Your most poignant and touching writing to date, Sam. It’s as if we share a brain, and maybe, in some way we do. I’ve always been a Benjamin Button in my mind, wise beyond my years, mature for my age, an old soul, as it were. A man out of place in both space and time. Born half a century too late. Or too early. Depending on how you look at it.
I love the associative nature of your mind, like mine, in detecting patterns across history and synthesizing the tasseled fragments into a tapestry uniquely its own.
Life is too short, as many over the ages have inadequately expounded. As a journalism major in college I wrote a column about happiness and the meaning of life in the our daily student newspaper, the Diamondback, at the University of Maryland, College Park.

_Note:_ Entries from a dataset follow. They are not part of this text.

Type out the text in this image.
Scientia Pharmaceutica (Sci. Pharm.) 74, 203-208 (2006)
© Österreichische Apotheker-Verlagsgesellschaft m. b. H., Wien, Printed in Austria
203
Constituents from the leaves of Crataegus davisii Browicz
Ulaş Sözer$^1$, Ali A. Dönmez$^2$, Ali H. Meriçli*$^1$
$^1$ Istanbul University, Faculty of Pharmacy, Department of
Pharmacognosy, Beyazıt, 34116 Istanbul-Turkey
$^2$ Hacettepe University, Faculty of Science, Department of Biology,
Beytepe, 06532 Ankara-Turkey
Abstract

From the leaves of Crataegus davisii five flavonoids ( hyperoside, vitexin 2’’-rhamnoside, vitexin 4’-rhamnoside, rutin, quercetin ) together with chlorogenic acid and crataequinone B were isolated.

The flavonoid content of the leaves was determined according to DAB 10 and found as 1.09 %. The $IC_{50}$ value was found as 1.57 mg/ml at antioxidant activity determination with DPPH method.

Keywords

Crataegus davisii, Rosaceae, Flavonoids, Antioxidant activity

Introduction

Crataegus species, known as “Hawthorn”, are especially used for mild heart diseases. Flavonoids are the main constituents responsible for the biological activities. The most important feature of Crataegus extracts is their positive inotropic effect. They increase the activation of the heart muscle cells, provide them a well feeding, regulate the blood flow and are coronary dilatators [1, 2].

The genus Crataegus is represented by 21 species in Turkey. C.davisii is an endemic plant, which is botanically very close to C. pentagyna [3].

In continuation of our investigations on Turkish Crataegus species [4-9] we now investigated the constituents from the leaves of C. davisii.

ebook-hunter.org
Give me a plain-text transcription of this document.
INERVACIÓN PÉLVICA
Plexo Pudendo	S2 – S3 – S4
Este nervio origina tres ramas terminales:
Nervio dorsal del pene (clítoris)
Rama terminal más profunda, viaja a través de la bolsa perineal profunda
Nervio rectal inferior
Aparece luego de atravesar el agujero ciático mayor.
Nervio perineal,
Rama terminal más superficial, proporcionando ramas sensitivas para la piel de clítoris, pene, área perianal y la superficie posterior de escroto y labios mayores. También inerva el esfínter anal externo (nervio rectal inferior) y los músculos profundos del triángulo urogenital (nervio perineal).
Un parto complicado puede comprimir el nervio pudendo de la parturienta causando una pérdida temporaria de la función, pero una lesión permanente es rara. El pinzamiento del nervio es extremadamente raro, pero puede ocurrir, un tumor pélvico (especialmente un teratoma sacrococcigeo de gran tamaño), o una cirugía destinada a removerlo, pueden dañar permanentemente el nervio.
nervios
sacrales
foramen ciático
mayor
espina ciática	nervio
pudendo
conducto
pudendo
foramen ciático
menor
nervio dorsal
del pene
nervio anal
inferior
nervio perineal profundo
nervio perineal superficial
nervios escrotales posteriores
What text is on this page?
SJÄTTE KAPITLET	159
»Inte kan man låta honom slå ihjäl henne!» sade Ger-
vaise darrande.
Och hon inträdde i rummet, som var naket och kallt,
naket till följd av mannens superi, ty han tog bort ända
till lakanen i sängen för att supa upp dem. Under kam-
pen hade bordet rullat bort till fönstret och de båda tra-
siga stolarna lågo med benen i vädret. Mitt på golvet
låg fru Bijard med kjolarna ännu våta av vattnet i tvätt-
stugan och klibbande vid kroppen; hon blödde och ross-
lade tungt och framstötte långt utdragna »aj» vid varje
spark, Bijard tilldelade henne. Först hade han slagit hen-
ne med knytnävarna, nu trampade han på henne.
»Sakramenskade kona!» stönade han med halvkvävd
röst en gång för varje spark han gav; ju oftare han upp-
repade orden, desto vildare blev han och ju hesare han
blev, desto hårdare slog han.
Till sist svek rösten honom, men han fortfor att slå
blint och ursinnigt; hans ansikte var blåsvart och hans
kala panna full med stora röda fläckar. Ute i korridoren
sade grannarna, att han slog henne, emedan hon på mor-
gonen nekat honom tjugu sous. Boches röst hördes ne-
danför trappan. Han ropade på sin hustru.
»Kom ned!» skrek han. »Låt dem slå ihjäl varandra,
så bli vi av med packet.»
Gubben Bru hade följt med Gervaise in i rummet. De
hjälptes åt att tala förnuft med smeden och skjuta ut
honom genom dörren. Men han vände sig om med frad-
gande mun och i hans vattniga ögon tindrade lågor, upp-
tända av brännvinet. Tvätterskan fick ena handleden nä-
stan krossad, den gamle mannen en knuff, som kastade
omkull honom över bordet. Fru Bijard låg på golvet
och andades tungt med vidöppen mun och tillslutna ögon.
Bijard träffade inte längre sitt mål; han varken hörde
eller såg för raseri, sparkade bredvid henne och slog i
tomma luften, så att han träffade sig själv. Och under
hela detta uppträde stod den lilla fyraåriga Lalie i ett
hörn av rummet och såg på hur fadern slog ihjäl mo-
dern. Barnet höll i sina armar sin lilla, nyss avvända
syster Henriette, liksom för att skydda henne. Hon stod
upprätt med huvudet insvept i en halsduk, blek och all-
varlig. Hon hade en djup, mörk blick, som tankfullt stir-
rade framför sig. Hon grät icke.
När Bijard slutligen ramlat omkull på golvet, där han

It was the most well-received article I’ve ever written in my life. Because it struck a chord that resonated with every student on campus and every person who had ever walked this Earth. The eternal human struggle for meaning. I described the meaning of life as “how we spend our time, in what manner and with whom.” A very journalistic answer in its Who, What, Why, When and How” of its simplicity. The inverted pyramid applied to the very essence of life itself. In the style of The Wall Street Journal’s oft-imitated, seldom-repeated opening graph of personal human interest stories first before bridging to the meat of the story.
The longitudinal Harvard Happiness studies all tell us the same thing. About the deepest regrets of the dying. And what it means for a life well lived.